By Tom Collins
Good luck trying to find a crop advisor who will do a pest assessment for farms that want to use neonicotinoid-treated corn or soybean seeds. They’re very hard to find.
With the province’s phased-in ban on neonics, farmers wanting to use the neonic pesticide in Frontenac, Prince Edward, Stormont, Dundas and Glengarry counties will now need professional pest advisors to do the pest assessments. All other counties will be phased into the neonic ban over the next two years.
However, farmers in the five affected counties can still avoid paying for a pest advisor and still use neonic seeds for the 2018 planting season if they buy their seeds within one year of conducting their own pest assessment.
Farmers Forum made more than 20 phone calls and found a lone crop advisor willing to do the pest assessment for neonics. Only Lancaster’s Munro Agromart, in South Glengarry, was willing to do assessments. They hadn’t figured out the cost yet.
Alex Romon, a certified crop advisor with Munro Agromart, hasn’t received any calls asking for an assessment, but says most farmers are switching to other pesticide options for corn.
“We’re all against what the government is doing but there won’t be too many guys who will putting on neonics anyway,” he says. “But now with Lumivia (a DuPont Pioneer alternative), we’ll be okay. I don’t see a big, big worry, to be honest.”

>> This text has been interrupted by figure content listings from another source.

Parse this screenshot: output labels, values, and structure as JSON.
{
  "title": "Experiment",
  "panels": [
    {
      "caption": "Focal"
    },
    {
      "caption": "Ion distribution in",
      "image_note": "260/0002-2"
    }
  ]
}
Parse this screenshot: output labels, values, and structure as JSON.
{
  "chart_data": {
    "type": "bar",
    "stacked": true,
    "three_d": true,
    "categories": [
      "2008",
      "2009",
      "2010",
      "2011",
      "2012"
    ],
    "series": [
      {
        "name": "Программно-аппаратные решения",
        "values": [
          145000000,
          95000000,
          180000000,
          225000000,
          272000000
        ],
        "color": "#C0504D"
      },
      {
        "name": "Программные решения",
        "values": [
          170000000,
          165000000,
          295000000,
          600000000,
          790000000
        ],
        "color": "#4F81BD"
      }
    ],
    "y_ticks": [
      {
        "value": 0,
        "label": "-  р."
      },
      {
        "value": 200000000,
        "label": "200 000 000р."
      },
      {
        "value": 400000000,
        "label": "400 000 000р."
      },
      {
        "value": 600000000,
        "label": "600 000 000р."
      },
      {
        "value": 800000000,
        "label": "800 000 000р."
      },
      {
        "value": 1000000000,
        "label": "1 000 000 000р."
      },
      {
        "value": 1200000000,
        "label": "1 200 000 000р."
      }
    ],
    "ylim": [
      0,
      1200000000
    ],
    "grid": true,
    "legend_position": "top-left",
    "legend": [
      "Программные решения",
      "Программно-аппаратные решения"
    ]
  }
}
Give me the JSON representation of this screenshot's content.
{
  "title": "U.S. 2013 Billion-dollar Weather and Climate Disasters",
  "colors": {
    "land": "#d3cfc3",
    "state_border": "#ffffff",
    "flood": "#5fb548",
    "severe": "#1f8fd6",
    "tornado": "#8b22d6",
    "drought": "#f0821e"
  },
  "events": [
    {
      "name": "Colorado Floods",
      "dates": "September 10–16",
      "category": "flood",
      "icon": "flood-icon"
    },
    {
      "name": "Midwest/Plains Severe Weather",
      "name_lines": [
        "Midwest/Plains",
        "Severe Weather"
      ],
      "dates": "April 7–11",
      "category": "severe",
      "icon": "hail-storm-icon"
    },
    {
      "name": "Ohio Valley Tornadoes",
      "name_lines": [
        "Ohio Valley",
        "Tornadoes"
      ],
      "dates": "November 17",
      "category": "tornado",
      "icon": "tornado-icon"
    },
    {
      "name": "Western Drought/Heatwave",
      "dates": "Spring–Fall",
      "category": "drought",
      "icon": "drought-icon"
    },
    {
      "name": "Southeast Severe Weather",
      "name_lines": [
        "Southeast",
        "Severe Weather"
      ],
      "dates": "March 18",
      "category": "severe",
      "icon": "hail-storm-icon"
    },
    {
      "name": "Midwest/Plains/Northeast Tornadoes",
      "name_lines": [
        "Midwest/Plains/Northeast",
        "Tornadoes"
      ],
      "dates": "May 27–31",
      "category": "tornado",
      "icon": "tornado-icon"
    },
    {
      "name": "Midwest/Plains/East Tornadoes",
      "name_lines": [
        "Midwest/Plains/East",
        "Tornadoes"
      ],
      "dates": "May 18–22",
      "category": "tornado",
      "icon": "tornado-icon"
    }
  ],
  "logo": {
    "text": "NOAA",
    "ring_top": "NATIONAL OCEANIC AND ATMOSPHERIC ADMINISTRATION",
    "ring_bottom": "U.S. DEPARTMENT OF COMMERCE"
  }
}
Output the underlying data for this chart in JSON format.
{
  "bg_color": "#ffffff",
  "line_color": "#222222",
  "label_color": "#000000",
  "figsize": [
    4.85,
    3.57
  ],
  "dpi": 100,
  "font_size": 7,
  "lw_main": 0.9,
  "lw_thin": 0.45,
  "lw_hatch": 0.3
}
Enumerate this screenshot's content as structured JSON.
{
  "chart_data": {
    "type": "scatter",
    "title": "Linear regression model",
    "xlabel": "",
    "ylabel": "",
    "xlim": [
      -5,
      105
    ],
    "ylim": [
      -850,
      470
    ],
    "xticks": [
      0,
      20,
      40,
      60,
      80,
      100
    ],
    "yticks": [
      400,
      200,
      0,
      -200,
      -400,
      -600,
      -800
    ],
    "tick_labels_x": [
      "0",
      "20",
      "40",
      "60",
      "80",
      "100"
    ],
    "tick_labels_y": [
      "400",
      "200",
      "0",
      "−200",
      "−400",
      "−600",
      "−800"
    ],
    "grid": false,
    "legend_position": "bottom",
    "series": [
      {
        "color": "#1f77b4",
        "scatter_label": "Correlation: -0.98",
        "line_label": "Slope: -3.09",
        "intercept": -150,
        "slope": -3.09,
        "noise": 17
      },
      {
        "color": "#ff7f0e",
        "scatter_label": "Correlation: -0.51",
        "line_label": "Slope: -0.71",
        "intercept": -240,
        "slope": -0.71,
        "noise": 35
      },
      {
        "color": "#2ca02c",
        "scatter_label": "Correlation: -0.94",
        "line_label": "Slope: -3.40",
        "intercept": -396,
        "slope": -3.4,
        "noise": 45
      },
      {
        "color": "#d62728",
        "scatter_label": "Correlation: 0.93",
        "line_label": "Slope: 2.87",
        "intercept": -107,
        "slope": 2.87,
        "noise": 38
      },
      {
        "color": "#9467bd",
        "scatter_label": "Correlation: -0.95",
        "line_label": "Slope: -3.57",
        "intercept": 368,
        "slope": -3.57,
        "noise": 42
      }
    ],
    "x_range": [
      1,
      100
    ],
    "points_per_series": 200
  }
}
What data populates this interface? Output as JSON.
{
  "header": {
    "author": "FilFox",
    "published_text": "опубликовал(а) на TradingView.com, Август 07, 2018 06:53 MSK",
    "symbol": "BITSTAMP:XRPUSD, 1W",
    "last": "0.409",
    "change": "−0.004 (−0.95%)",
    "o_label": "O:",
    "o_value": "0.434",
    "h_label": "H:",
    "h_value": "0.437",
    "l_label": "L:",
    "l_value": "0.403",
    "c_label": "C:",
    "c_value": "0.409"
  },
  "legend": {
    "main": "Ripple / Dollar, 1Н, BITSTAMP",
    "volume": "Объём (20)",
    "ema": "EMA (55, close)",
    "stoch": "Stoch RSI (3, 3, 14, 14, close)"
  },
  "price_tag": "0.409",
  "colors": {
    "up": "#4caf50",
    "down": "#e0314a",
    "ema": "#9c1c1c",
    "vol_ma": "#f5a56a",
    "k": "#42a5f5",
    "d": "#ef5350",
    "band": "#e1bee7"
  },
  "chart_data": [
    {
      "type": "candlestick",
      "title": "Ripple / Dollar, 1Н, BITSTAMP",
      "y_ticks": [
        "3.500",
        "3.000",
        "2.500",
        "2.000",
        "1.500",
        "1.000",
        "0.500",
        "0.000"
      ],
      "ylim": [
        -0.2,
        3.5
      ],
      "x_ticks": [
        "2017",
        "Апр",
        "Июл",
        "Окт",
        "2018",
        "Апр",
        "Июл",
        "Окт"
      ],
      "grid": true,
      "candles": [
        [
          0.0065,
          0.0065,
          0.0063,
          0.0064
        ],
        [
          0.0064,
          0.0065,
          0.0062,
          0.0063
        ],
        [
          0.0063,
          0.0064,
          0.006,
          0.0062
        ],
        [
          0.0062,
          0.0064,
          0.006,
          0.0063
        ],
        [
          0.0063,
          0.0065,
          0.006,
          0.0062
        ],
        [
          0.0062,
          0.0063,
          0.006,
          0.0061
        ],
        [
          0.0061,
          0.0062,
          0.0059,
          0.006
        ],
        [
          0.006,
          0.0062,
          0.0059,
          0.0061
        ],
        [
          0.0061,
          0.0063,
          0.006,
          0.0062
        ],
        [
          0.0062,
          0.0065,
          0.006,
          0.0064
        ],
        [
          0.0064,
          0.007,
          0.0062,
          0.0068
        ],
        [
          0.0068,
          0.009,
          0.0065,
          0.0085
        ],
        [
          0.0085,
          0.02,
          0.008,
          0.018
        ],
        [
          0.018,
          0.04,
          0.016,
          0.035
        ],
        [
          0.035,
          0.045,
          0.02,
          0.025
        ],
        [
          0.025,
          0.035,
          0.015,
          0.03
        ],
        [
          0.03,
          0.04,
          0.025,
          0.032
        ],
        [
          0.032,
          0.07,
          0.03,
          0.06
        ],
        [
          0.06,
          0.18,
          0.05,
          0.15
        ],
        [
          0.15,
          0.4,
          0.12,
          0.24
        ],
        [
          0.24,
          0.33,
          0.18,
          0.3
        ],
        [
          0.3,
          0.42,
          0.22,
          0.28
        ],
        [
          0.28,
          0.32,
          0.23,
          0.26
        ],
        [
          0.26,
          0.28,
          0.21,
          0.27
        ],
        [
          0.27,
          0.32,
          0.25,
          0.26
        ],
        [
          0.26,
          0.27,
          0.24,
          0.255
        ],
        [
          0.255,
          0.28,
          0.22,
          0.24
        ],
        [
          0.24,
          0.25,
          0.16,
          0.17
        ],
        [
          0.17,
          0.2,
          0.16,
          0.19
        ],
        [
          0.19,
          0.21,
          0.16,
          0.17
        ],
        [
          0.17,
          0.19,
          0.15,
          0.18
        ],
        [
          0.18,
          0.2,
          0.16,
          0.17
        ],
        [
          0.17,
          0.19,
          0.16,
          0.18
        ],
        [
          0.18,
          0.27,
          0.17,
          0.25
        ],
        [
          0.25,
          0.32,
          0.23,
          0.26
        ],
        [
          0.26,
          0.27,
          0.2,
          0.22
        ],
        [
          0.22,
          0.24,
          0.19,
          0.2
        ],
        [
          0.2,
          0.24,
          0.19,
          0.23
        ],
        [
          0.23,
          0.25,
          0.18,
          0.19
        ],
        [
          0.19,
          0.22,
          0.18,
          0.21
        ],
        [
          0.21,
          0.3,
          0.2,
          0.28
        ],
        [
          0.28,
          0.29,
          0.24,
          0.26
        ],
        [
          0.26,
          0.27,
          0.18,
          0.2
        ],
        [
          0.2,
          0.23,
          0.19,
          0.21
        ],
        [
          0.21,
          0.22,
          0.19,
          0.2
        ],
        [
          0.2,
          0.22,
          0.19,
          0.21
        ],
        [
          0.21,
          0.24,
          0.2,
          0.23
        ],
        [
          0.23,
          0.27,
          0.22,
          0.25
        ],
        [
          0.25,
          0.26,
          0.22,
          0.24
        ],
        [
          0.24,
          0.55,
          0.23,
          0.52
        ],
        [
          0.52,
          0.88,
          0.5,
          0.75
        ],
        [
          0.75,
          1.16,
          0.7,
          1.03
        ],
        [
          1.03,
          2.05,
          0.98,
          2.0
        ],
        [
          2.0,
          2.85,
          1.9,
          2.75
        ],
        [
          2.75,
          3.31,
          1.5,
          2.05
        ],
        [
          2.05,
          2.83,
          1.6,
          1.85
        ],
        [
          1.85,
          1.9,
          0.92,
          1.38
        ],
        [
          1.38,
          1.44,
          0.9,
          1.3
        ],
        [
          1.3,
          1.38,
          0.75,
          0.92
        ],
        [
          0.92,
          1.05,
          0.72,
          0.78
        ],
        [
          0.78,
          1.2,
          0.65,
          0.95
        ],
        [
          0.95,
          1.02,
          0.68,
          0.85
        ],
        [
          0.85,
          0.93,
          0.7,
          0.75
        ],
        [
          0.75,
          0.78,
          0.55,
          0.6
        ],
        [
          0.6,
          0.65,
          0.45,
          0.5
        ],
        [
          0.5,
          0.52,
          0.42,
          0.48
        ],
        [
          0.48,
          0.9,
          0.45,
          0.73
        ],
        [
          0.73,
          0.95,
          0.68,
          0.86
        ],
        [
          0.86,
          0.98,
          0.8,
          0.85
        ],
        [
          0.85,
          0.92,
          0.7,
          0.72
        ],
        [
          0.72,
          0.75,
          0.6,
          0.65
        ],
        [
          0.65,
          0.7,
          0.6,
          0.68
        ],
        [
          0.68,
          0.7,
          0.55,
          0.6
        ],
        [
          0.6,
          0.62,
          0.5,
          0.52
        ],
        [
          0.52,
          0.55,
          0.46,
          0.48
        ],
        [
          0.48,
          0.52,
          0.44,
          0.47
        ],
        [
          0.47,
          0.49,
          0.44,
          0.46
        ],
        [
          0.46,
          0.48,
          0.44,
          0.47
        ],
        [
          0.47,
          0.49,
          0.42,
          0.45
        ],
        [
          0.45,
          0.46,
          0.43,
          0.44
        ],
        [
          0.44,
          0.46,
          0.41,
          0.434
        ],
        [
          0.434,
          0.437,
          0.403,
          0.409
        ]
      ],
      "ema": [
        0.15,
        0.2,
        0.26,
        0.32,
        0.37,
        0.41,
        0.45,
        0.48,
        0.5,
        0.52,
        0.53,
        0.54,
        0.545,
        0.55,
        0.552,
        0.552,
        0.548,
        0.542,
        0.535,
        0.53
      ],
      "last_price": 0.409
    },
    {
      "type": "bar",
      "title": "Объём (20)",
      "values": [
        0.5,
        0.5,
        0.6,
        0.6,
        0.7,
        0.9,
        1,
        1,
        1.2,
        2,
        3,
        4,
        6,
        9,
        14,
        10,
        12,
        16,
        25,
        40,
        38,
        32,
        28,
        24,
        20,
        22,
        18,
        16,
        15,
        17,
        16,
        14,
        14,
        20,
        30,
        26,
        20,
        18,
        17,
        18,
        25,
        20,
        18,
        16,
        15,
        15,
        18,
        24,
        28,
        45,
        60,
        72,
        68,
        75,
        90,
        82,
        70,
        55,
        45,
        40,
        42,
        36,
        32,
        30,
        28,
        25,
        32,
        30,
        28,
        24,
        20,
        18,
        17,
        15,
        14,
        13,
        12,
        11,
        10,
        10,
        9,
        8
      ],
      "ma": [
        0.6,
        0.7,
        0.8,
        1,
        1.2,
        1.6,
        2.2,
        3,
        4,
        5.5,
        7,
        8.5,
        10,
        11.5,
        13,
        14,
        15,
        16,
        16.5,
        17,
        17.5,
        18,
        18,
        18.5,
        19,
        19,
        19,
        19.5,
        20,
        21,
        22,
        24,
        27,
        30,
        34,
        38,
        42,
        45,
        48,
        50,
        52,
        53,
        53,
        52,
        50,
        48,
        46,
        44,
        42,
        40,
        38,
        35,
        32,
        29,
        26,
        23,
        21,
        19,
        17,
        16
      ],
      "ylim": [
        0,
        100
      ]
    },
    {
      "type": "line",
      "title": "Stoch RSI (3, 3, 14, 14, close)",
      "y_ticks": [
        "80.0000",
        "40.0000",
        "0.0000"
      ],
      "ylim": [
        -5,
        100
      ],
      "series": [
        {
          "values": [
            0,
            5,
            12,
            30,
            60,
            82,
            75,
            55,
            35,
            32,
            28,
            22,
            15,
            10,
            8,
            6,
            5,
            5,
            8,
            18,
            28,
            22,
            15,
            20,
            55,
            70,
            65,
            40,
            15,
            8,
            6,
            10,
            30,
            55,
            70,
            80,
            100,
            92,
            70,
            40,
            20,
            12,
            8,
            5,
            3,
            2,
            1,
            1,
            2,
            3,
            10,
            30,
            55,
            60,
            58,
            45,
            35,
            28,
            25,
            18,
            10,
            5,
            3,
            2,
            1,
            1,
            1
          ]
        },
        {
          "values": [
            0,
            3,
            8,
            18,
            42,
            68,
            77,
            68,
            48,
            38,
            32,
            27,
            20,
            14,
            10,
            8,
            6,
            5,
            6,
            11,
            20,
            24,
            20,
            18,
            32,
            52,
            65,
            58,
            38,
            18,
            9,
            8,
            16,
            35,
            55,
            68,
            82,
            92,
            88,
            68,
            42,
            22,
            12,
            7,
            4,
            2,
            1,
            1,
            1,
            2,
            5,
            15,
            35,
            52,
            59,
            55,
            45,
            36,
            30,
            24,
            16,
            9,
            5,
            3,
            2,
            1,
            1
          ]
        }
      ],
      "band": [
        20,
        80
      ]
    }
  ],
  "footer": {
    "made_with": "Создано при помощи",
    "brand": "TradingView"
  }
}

Many crop advisors say they won’t do the assessments because it’s too time-consuming. It could take four hours spread over a number of days to conduct a pest assessment of 100 acres.
“I’m not doing it,” says Bryan Cook of Cropland Consulting, at Prescott. “Farmers basically want to pay you to get to the threshold so they can buy the class 12. The threshold is so bogus and so elusive that I may not get to that threshold. If I do all the work and don’t get the threshold, that doesn’t mean that farmers are not at risk, it just means I can’t give them (neonic-treated seed).”
New provincial regulations say farmers must get a pest assessment before being allowed to use neonic-treated corn and soybean seeds. The regulations were brought in as a result of a high number of bee deaths over the 2015-16 winter even though studies have been far from conclusive on whether neonics cause bee deaths, argues the Grain Farmers of Ontario, saying the decision was political to appease environmentalists.
Almost all of the corn seeds in Ontario and 60 per cent of soybean seeds are treated with neonics. The GFO says there are at least six other bee stressors.
Maizex director of business management, Steve Denys, says problems getting crop advisors to do assessments was by government design. A certified crop advisor has to be present when the samples are taken, which is a lot of extra work for already-busy crop advisors.
“The regulations were written to make it problematic,” says Denys, who farms at Chatham in Western Ontario. “That’s why most people are refusing to do it. The government wrote the law in such a way that it (job of getting neonic approval) is not meant to work.”
For corn growers, DuPont Pioneer’s Lumivia and Syngenta’s Fortenza would probably be cheaper than getting fields tested, but aren’t as effective as neonics when it comes to controlling aphids and bean leaf beetle, says Denys. There are no other options for soybean growers, but Syngenta and DuPont could have registrations for alternatives in time for the 2018 spring planting, although it is more likely they won’t be available until 2019.